Last August, Anthony Ward’s Amajaro fund tried, and failed, to corner the cocoa market. He may have been half a year early, as the country may soon let cocoa speculators (at least those on the long side) finally enjoy their day in the sun. After an ongoing political crisis has left the country with two presidents, neither of which is willing to abdicate power peacefully, and technically bankrupt the latest development is the logical: a countrywide bank run.
The Globe and Mail reports that the world’s largest exporter of cocoa, which has now effectively been isolated by the global banking system, following its technical default on $2.3 billion in bonds, is seeing bank after bank shut down as residents are scrambling to withdraw whatever money is available in the financial system.
“A third bank shut its doors Wednesday amid a political crisis in Ivory Coast, as residents in the commercial hub lined up at banks to try to withdraw their savings amid rumours of a cash shortage. British bank Standard Chartered confirmed in an e-mail Wednesday that it had suspended its operations in Ivory Coast, joining two other banks, BICICI and Citibank, and the regional stock exchange.

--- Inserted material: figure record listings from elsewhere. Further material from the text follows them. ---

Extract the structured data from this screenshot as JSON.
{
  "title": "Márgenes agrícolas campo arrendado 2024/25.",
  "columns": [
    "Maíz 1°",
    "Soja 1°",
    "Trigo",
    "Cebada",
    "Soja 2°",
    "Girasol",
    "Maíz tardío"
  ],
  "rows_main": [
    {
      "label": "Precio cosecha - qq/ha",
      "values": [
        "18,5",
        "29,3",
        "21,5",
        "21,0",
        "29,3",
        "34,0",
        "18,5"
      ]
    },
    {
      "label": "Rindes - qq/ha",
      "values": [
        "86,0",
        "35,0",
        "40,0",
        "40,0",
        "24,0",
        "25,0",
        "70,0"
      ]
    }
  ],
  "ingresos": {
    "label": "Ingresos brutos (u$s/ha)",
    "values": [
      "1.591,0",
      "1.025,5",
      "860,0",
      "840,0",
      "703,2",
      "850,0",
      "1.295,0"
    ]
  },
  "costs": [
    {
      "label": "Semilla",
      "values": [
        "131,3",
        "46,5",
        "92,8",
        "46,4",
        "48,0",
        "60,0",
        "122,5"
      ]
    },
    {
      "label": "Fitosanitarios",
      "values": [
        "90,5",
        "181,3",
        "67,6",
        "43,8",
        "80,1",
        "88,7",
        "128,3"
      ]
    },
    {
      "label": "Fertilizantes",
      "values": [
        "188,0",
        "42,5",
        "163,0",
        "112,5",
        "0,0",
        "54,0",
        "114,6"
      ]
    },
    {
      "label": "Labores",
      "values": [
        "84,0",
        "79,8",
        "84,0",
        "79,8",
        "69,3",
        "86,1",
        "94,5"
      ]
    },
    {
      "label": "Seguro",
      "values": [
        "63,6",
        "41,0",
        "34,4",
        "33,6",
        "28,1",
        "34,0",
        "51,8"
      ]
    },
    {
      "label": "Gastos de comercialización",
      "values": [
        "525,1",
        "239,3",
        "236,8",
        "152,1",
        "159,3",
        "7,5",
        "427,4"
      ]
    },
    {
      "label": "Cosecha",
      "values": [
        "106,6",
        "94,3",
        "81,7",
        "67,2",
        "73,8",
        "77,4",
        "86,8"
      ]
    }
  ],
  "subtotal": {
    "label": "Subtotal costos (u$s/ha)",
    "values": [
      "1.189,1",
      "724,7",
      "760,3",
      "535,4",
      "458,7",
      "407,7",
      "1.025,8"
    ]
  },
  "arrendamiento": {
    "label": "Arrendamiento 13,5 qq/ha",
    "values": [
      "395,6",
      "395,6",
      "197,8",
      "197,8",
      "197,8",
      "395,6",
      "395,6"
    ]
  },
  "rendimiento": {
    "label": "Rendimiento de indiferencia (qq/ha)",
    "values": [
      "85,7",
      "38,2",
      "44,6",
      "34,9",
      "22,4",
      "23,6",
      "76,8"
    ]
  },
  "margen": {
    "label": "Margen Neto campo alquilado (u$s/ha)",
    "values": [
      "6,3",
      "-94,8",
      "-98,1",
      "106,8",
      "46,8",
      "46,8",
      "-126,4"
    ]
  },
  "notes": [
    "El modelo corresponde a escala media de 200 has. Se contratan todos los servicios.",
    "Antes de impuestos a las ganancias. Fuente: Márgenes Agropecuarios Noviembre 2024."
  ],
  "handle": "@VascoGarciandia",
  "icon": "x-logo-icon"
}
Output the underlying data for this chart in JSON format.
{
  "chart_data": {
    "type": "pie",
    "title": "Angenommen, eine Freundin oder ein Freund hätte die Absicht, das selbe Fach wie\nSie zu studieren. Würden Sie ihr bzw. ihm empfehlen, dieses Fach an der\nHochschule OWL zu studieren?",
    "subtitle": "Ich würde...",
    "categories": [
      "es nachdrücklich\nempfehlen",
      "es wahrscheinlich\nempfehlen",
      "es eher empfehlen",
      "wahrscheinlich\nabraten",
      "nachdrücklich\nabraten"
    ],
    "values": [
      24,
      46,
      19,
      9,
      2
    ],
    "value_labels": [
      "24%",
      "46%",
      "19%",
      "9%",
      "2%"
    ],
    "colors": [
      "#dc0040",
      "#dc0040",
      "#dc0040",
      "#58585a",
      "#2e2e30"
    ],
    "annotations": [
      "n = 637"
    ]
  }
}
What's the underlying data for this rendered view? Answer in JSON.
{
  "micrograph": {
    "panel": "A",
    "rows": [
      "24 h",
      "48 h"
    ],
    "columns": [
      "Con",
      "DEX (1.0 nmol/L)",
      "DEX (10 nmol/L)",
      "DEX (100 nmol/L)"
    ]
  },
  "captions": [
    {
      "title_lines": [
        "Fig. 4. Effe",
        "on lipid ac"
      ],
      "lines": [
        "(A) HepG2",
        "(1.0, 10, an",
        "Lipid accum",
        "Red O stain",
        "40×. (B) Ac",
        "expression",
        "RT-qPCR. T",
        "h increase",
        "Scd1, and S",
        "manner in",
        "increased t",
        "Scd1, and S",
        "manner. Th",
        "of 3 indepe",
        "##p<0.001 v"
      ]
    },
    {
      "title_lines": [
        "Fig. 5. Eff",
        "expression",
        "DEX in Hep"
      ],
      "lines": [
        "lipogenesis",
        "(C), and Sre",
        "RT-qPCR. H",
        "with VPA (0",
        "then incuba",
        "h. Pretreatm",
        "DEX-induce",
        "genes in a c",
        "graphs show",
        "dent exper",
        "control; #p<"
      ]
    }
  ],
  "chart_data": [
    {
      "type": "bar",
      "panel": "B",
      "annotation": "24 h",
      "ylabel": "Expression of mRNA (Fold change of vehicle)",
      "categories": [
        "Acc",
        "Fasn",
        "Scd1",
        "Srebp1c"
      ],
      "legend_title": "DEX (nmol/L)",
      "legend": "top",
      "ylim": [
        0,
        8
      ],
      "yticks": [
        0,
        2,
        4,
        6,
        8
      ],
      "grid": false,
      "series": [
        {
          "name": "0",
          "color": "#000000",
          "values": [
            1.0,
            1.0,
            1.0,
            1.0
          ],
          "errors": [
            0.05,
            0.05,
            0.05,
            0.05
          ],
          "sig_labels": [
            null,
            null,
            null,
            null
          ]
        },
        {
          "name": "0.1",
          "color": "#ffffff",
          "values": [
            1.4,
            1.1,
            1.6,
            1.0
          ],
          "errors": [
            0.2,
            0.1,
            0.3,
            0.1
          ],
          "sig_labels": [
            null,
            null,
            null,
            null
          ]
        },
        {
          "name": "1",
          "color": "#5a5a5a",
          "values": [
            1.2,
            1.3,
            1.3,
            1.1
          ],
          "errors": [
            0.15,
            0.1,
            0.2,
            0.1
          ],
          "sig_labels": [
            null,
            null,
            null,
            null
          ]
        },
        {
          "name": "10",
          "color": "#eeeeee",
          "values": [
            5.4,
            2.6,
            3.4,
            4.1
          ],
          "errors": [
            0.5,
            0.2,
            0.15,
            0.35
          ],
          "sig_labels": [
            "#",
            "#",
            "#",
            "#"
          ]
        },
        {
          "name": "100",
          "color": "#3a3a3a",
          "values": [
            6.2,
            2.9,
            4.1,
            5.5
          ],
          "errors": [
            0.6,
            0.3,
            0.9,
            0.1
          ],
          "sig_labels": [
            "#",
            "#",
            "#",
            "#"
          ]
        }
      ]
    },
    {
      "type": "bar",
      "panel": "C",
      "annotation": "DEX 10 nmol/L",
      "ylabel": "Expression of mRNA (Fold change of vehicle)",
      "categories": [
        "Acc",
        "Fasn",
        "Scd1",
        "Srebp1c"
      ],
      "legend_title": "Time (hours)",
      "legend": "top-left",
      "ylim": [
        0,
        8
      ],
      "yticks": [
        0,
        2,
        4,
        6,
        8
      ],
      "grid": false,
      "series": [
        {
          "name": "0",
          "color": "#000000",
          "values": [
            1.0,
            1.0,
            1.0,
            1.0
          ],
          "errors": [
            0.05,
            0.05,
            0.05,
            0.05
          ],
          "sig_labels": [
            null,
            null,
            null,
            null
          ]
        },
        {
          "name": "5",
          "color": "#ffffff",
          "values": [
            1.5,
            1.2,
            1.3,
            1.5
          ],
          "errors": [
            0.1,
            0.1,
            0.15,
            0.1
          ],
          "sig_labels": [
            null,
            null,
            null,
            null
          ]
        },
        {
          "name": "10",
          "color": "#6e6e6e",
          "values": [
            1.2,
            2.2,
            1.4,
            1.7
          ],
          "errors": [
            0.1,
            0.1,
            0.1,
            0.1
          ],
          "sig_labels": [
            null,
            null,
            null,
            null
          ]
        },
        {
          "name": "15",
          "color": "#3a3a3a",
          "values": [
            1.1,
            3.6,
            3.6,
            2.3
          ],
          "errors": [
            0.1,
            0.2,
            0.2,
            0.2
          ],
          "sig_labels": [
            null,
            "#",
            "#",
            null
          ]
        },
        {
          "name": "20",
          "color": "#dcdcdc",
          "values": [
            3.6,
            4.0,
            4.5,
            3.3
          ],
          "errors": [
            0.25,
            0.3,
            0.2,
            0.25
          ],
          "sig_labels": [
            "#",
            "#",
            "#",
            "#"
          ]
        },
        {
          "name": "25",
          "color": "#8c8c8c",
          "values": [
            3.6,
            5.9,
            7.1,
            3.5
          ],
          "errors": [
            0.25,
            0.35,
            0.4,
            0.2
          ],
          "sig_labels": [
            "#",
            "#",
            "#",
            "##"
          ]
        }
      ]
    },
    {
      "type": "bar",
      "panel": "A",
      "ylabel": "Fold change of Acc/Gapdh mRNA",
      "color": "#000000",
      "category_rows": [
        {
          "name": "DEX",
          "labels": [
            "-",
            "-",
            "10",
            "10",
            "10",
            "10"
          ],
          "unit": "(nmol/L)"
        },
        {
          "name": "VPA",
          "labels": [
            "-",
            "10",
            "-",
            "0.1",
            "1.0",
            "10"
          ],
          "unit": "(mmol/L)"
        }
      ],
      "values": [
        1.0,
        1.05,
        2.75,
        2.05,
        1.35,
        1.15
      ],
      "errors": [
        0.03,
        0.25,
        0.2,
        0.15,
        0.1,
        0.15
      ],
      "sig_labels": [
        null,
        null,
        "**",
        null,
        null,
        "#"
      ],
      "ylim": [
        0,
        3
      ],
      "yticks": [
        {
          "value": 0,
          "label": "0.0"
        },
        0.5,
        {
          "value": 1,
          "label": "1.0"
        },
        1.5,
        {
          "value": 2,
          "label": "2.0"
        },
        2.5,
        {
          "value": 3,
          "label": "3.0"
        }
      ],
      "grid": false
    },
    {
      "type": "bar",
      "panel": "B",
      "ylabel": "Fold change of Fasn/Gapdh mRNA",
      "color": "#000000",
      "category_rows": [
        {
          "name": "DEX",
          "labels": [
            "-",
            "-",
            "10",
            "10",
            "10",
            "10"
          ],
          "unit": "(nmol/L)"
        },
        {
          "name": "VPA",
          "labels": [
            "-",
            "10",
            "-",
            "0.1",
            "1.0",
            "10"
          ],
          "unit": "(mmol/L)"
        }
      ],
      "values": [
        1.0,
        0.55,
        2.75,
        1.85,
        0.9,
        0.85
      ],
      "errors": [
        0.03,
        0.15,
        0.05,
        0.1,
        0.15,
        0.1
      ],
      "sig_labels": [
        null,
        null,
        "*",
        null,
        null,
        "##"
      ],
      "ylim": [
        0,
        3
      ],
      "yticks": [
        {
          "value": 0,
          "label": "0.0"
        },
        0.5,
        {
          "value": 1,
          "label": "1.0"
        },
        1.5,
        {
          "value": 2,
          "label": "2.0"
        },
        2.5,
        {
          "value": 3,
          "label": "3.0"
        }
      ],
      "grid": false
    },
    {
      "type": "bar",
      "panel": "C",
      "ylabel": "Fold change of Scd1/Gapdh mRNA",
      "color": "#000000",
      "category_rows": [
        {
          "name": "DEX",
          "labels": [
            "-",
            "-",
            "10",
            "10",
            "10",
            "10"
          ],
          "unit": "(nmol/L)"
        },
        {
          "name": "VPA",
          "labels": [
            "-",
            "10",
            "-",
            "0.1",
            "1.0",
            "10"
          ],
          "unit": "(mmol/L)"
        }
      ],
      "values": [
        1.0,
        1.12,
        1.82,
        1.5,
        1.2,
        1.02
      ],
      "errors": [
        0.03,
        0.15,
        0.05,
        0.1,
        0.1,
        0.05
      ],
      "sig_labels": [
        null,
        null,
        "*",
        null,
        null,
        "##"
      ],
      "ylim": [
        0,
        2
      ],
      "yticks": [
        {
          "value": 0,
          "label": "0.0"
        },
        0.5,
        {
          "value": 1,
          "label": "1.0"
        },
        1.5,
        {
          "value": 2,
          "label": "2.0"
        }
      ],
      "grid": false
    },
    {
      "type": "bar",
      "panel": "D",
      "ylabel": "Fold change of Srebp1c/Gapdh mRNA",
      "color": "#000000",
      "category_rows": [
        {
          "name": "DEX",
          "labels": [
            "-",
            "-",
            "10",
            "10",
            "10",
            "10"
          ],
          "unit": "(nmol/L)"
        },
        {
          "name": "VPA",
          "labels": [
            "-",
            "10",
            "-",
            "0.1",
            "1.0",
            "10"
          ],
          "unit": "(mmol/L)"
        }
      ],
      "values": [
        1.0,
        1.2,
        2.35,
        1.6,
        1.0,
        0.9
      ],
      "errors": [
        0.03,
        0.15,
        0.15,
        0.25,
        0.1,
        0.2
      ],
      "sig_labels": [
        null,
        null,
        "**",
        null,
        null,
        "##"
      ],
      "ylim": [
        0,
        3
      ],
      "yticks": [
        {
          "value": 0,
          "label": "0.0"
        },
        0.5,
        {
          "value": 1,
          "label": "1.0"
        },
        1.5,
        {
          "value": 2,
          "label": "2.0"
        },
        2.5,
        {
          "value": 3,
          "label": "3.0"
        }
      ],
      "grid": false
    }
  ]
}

Hundreds of people marched from one bank to the next in downtown Abidjan Wednesday afternoon, trying to find a working bank machine.” Well, not really a bank run. More like a bank march. However, unlike Egypt, we don’t anticipate the government (one of the two), to start flying in hundreds of millions in currency to placate the mob.
From Globe and Mail:
“They say all the banks are going to close,” said high school guidance counsellor Albert Kramo. “I’ve been to three banks today to try and get out some money before it’s too late.”